Aquaculture & Poisson d'eau douce

Delay for China tariff leaves US importers with excess stocks in sluggish market

fter an overall decline in imports in 2018, US tilapia traders who bought in anticipation of a 1 March tariff hike that never happened may be left with too much fish to sell amidst falling prices and weak demand.


Global production of tilapia in 2018 is estimated to have increased by some 3 –4 percent to around 6.3 million tonnes, continuing a trend of consistent annual growth that has now lasted some 20 years. China remains the leading producer, accounting for around 28 percent of total production and for a significantly larger proportion of global export volume. However, China’s share of farmed tilapia production has been declining as harvests in countries like Egypt, Indonesia and Brazil are now increasing relatively faster. A sustained downward slide in prices and a deterioration of market conditions in the major US market has seen some Chinese aquaculture operators start to explore alternative species. There is a steadily smaller share of tilapia production entering international trade, as many of the more rapidly growing producers are more focused on supplying their domestic markets.

The Brazilian sector is expanding at a rapid rate, with production growing 11.9 percent in 2018 to 400?280 tonnes, according to the Brazilian Aquaculture Association (Peixe BR). This figure represents 55.4 percent of Brazilian fish production and ranks Brazil as the fourth largest tilapia producer worldwide. The bulk of the country’s tilapia aquaculture operations are located in the south of Brazil, in the states of Paraná and São Paulo.

In sub-Saharan Africa, where tilapia farming is still relatively small scale, producers have been struggling with disease problems. Authorities in Ghana are directing large-scale vaccinations following two mass mortality events at tilapia farms on Lake Volta attributed to bacterial infection. In the Southern part of the continent, Tilapia Lake Virus (TiLV) continues to threaten tilapia in Lake Victoria, where the species represents an important source of lowcost protein. In response, FAO have partnered with the Ugandan government and academics to develop and implement a coordinated strategy to mitigate the risks and impact of TiLV’s presence in the region.


Demand for tilapia in the US market did not show much sign of recovery in 2018, as marketers continued to struggle to generate new consumer interest in tilapia products. There are few indications of any imminent reversal of the downward trend, as recent statistics from the NFI suggest that other seafood options such as salmon are steadily taking over tilapia’s market share. Tilapia from China, which is all frozen, is losing market share to fresh product, but even fresh fillet suppliers from South America are suffering from poor consumer perception and the availability of more versatile fish species. Further penetration of the lukewarm EU28 market is also proving difficult, with companies now adopting an approach centred in quality to attempt making headway in this potentially lucrative market.
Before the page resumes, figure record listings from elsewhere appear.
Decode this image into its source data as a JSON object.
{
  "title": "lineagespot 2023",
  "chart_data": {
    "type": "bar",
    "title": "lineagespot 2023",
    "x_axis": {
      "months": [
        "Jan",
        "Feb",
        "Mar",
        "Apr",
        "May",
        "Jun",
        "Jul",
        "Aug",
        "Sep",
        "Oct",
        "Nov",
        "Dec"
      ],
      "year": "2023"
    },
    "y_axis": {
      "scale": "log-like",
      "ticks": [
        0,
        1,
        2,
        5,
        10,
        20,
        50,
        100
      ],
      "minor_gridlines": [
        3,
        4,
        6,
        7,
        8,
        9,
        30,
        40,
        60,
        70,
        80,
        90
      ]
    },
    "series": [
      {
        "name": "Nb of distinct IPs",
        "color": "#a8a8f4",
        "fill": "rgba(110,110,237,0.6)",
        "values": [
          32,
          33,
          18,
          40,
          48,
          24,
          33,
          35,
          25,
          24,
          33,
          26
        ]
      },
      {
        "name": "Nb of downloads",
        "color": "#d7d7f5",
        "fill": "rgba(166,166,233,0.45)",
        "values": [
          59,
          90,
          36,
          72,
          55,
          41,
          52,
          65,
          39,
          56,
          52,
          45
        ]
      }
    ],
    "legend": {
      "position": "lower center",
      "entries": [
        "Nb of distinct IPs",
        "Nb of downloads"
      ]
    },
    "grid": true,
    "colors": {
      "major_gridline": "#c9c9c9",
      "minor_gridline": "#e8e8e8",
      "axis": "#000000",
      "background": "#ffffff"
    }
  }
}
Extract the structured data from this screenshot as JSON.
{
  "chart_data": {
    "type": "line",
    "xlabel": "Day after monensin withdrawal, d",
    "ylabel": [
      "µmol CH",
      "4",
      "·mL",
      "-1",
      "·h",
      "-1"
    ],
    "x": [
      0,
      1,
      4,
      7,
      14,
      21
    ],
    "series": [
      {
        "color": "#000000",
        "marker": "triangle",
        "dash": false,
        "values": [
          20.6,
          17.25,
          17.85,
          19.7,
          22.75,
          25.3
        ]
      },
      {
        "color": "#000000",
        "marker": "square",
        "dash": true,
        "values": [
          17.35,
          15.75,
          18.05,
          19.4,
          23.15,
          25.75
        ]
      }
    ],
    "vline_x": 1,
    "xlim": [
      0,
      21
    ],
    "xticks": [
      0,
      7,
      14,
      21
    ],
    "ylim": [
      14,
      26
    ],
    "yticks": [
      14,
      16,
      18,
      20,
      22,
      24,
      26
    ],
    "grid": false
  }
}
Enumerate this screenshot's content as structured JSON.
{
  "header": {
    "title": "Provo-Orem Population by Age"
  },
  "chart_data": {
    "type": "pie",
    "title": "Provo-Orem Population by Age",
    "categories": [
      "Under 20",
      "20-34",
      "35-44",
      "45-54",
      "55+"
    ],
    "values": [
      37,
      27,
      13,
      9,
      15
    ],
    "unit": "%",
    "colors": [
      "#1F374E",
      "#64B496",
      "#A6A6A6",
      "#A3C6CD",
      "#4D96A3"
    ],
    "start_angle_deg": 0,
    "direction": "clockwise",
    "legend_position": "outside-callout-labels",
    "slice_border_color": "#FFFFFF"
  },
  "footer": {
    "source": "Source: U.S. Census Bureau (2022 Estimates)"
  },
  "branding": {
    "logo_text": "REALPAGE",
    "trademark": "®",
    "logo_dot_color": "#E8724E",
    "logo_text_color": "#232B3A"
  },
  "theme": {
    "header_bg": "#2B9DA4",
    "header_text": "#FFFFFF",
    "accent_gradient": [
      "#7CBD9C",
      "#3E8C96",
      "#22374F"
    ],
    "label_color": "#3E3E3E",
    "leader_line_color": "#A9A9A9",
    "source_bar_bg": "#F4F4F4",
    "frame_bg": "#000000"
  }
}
Progress in Asia, Latin America and Africa has been much more rapid, particularly in domestic markets of producing countries. Brazil exports only a small proportion of its fast-growing production, while China’s domestically produced tilapia is proving popular as a convenience seafood item in the retail sector and in fast-food outlets. Meanwhile, subSaharan Africa is absorbing growing volumes of both regionally produced tilapia and Chinese exports once destined for the US market.


Although demand has been dreary in the United States of America and the EU28, domestic market demand in producer countries and from newer export markets kept traded tilapia prices relatively steady in 2018. FOB prices for frozen fillets out of China have hovered around USD 3.00–3.40 per kg through 2018, while frozen whole fish ranged between USD 2.00–2.20 per kg. For fresh fillets from Latin America, FOB prices bounced between USD 6.50–7.20 per kg.
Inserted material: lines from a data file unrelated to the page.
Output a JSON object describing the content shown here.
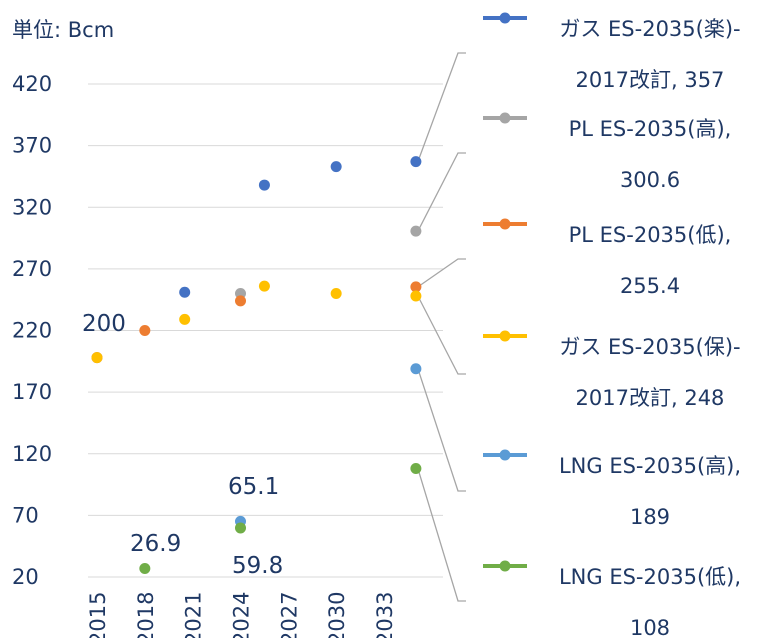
{
  "chart_data": {
    "type": "scatter",
    "title": "",
    "unit_label": "単位: Bcm",
    "xlabel": "",
    "ylabel": "",
    "y_ticks": [
      20,
      70,
      120,
      170,
      220,
      270,
      320,
      370,
      420
    ],
    "x_ticks": [
      "2015",
      "2018",
      "2021",
      "2024",
      "2027",
      "2030",
      "2033"
    ],
    "xlim": [
      2015,
      2036.7
    ],
    "ylim": [
      20,
      420
    ],
    "grid": true,
    "legend_position": "right",
    "series": [
      {
        "name": "ガス ES-2035(楽)-2017改訂, 357",
        "color": "#4472c4",
        "points": [
          [
            2020.5,
            251
          ],
          [
            2025.5,
            338
          ],
          [
            2030,
            353
          ],
          [
            2035,
            357
          ]
        ]
      },
      {
        "name": "PL ES-2035(高), 300.6",
        "color": "#a5a5a5",
        "points": [
          [
            2015,
            198
          ],
          [
            2024,
            250
          ],
          [
            2035,
            300.6
          ]
        ]
      },
      {
        "name": "PL ES-2035(低), 255.4",
        "color": "#ed7d31",
        "points": [
          [
            2015,
            198
          ],
          [
            2018,
            220
          ],
          [
            2024,
            244
          ],
          [
            2035,
            255.4
          ]
        ]
      },
      {
        "name": "ガス ES-2035(保)-2017改訂, 248",
        "color": "#ffc000",
        "points": [
          [
            2015,
            198
          ],
          [
            2020.5,
            229
          ],
          [
            2025.5,
            256
          ],
          [
            2030,
            250
          ],
          [
            2035,
            248
          ]
        ]
      },
      {
        "name": "LNG ES-2035(高), 189",
        "color": "#5b9bd5",
        "points": [
          [
            2024,
            65.1
          ],
          [
            2035,
            189
          ]
        ]
      },
      {
        "name": "LNG ES-2035(低), 108",
        "color": "#70ad47",
        "points": [
          [
            2018,
            26.9
          ],
          [
            2024,
            59.8
          ],
          [
            2035,
            108
          ]
        ]
      }
    ],
    "data_labels": [
      "200",
      "26.9",
      "65.1",
      "59.8"
    ],
    "legend_entries": [
      {
        "line1": "ガス ES-2035(楽)-",
        "line2": "2017改訂, 357"
      },
      {
        "line1": "PL ES-2035(高),",
        "line2": "300.6"
      },
      {
        "line1": "PL ES-2035(低),",
        "line2": "255.4"
      },
      {
        "line1": "ガス ES-2035(保)-",
        "line2": "2017改訂, 248"
      },
      {
        "line1": "LNG ES-2035(高),",
        "line2": "189"
      },
      {
        "line1": "LNG ES-2035(低),",
        "line2": "108"
      }
    ]
  }
}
US buyers’ accelerated buying from China in late 2018 and early 2019 turned out to be premature. The increased availability of fish on the market is threatening price levels in the first half of 2019. Price and market development is heavily dependent on when and if the 25 percent tariff does indeed take effect. This added barrier to Chinese access to the US market could prompt something of a reshuffling of trade routes and offer some opportunities to Latin American suppliers, although fresh Latin American tilapia is not a direct substitute for frozen Chinese product that still is significantly cheaper even with a 25 percent duty. The Brazilian and Colombian tilapia industries are on strong growth trajectories, with Brazilian producers focusing primarily on the domestic market and Colombia looking to develop its export business. Global production of tilapia is expected to increase by around 3 percent to 6.5 million tonnes in 2019, with Chinese growth continuing to lag that of other major producers.